集英社と日本の将来

1996年の秋。こうしてキーボードを打つと、何と今から10年前ということに気づくが、最初の会社を経営していた時、ある化粧品会社の広告製作の仕事をしたことがある。会社を設立して6年目の時だった。

その仕事は、ある商品の広告を製作し、それを掲載するメディアプラン(雑誌のみ)を立案して、実際に媒体を購入し広告を掲載することだった。

僕の会社は、広告代理店ではなかったので出版社との取引はなく、知り合いの紹介で出版社に強いパイプを持つ広告代理店を紹介してもらい、その会社経由で「広告枠」を買ってもらった。但し、広告原稿を入稿したり、色校を取りに行ったり戻したりという仕事は、僕らが行った。そのため、僕か僕の妻かアルバイトが、地下鉄に乗って集英社や小学館等の出版社に毎日のように通っていた。

実は、妻がボランティアをしている団体が九段下にあり、昨日(土曜日)、彼女を車で送っていった際に、出版社が並ぶ神保町のあたりを通り過ぎた。懐かしい想い出が脳裏をかすめた。

と同時に僕の頭を過ったのは、「大学生の人気就職ランキング」だ。

僕が大学生の頃は、一部の学生の間では「マスコミ」が根強い人気を集めていた。

そういう僕も、テレビ局、出版社、広告代理店などを受けてみたりした。実際には、そんなに行きたいというわけではなかったのだが、どうしても、製造業や金融機関、あるいはサービス業等のいわゆる「フツーの大企業(組織)」で働くということがイメージできなかったのだ。

当時はバブル経済前夜とも言える時代だったが、まだまだ、「会社=自由がない、組織の歯車」という感じがしていて、中学の頃からバンドをやっていた僕には、「就職=自分の個性を諦める」という図式としか思えず、消去法で「マスコミ=まだまし」という、なんともモラトリアムな考えしか持っていなかった。

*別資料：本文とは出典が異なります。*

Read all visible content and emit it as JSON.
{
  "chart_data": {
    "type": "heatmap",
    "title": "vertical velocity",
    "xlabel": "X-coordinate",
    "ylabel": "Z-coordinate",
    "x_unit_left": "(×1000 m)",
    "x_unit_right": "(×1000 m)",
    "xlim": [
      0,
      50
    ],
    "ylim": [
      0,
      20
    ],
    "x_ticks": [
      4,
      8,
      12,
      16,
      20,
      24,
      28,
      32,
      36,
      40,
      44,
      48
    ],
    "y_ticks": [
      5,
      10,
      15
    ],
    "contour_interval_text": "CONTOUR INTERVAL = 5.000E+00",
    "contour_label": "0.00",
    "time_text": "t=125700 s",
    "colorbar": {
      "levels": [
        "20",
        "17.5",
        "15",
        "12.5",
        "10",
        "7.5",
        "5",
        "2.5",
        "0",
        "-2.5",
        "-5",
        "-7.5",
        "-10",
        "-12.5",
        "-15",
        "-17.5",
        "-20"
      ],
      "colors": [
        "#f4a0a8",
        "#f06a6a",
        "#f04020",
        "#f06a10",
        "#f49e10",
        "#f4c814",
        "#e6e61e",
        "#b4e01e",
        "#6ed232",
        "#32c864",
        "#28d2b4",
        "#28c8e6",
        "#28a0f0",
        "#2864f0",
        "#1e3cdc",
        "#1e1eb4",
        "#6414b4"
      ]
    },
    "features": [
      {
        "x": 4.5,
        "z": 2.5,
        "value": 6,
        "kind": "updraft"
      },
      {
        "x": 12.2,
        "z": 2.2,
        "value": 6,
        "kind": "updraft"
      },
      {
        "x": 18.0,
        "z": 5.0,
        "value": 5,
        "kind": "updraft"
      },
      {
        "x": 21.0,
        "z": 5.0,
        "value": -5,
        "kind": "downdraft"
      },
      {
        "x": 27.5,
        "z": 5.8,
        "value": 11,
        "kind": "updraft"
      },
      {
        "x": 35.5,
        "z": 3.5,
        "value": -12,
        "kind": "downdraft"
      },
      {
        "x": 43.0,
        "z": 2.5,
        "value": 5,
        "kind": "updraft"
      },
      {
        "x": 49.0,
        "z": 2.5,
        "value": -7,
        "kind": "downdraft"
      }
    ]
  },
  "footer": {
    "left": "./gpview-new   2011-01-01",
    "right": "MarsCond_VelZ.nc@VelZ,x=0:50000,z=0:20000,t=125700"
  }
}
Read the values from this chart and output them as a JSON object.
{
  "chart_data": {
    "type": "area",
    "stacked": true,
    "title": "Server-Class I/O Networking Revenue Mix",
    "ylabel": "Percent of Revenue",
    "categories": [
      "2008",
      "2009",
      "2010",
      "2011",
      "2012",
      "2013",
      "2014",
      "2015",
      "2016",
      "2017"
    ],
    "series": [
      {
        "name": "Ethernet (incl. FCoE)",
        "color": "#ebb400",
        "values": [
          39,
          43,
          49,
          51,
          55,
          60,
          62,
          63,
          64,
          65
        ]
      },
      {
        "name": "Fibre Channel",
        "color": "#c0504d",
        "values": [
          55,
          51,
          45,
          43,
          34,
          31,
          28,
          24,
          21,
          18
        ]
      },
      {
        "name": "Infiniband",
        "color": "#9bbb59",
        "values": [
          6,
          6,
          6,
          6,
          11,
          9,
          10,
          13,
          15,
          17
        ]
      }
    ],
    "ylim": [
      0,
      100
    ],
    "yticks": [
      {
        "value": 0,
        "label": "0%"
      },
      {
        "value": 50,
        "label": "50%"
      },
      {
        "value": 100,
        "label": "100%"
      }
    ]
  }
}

因みに、Googleで「就職ランキング」と検索してみたところ、ダイヤモンド・ビッグ&リード調べ(2006年1月リリース)の「大学生が選んだ就職先人気企業ランキング2006」なるものが出てきた。

それによると、文系男子は、1位:三井物産、2位:三菱東京UFJ銀行、3位:三菱商事、理系男子は、1位:日立製作所、2位:松下電器産業、3位:野村総合研究所、文系女子は、1位:東京海上日動火災保険、2位:三井物産、3位:ANA、理系女子は、1位:資生堂、2位:サントリー、3位:日立製作所 という結果だった。

因みに、データソース(毎日コミュニケーションズ)は異なるが、僕が社会に出た1986年4月(1985年度)のデータを見ると、文系男子は、1位:地方公務員、2位:住友銀行、3位:国家公務員、理系男子は、1位:NEC、2位:富士通、3位:日立製作所 となっていた。

理系はともかく、文系の結果には驚いた。今以上に「保守的」な時代だったということだろう。

因みに、2006年に関しては、楽天が「圏外→92位」、サイバーエージェントが「圏外→116位」とランクインしてきているそうである。

しかし、僕の想像とはまったくもって異なる結果だった。

学生達にとってベンチャー企業という選択肢は、まだまだ遠い「圏外」ということなのだろう。寂しさを感じる。

そして、それが、日本という国の「将来」を表しているような気がするのは、僕だけだろうか?